In each of four contested races for seats on the state Court of Appeals, female challengers appear to have ousted their male incumbent opponents, the results show. And in each of those races, the woman was a Democrat and the man a Republican appointed to the bench by outgoing Gov. Susana Martinez.
Judges and judicial candidates will tell you the political party with which they're registered matters less than the law itself. But Tuesday night's election appears to have placed New Mexico's second-highest court not only in a small national minority of appeals courts with female majorities, but also swings the political balance of the court even further toward the Democrats.
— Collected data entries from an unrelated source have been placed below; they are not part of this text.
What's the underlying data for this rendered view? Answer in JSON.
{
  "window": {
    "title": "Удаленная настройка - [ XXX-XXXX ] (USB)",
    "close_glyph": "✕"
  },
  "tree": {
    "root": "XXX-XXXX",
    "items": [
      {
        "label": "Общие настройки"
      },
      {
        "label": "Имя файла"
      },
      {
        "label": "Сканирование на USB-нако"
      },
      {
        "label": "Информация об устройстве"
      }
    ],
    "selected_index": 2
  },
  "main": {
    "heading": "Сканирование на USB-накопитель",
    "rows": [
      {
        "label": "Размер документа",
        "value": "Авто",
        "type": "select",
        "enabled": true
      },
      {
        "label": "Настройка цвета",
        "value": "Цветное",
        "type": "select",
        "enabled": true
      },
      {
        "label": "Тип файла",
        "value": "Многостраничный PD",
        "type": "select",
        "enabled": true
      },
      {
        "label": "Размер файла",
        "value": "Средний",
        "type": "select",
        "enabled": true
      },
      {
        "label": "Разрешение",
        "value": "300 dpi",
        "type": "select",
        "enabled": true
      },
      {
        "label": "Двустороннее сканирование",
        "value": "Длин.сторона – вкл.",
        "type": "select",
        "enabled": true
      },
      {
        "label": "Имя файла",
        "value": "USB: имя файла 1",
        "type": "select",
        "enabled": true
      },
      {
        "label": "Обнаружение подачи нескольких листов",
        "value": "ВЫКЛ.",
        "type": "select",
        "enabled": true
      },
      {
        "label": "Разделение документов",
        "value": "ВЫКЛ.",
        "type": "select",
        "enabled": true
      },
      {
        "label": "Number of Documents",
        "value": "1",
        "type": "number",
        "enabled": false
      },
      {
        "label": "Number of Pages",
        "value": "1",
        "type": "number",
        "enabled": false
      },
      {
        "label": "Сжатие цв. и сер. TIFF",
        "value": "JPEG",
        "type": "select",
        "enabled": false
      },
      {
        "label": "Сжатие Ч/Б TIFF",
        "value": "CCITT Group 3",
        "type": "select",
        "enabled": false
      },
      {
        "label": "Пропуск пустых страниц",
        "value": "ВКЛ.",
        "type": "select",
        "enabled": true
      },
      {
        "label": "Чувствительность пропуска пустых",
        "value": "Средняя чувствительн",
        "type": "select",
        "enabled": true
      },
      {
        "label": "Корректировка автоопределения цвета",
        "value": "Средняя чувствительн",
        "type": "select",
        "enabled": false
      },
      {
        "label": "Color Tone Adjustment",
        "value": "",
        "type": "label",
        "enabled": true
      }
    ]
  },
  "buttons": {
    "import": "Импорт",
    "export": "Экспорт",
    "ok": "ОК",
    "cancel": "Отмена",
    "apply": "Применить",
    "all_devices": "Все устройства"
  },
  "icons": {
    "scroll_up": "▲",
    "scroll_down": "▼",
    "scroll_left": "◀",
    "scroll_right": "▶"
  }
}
Republican Appeals Court Judge Stephen French, the best known of the incumbents, appears to have fallen to Democrat Kristina Bogardus, the results show.
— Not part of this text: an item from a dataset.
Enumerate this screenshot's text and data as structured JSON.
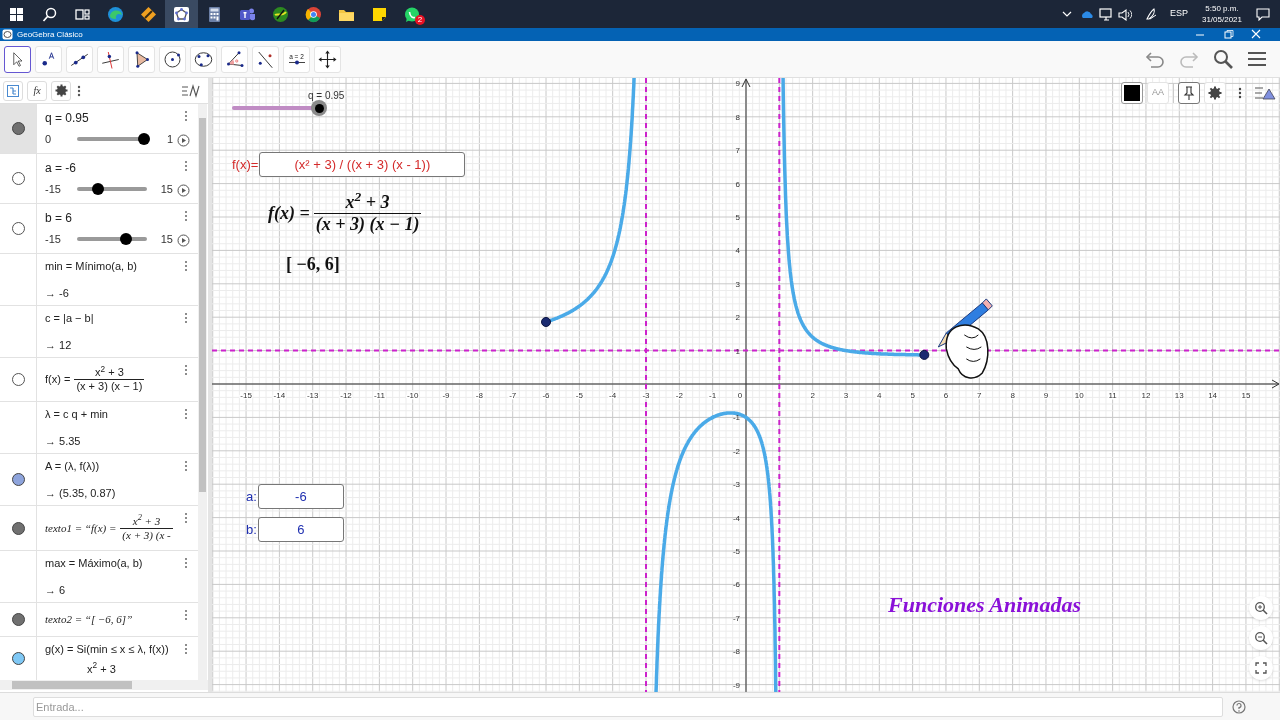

In the other three races, Megan Duffy appears to have unseated Judge Daniel Gallegos; Jacqueline Medina had a comfortable lead over Judge Hank Bohnhoff; and Briana Zamora, a sitting state District Court judge, appeared headed for a promotion to the Appeals Court with a win over Judge Emil Kiehne.
Meanwhile, Appeals Court Judge Michael Vigil appears to have won election to the state Supreme Court in his second try. Vigil, a Democrat, was beaten in 2016 by now-Chief Justice Judith Nakamura. But on Tuesday night, according to the secretary of state's preliminary figures, Vigil had a double-digit lead over Republican Gary Clingman, who was appointed to the state's high court by Martinez earlier this year. The election does not change the gender split on the Supreme Court, which remains three women and two men. Newly elected Gov. Lujan Grisham will appoint a replacement to the appeals court for Vigil's seat.
The Court of Appeals handles nearly 900 cases a year and, in most instances, is the final stop for questions of law in New Mexico that aren't resolved in the court of their first stop in the justice system.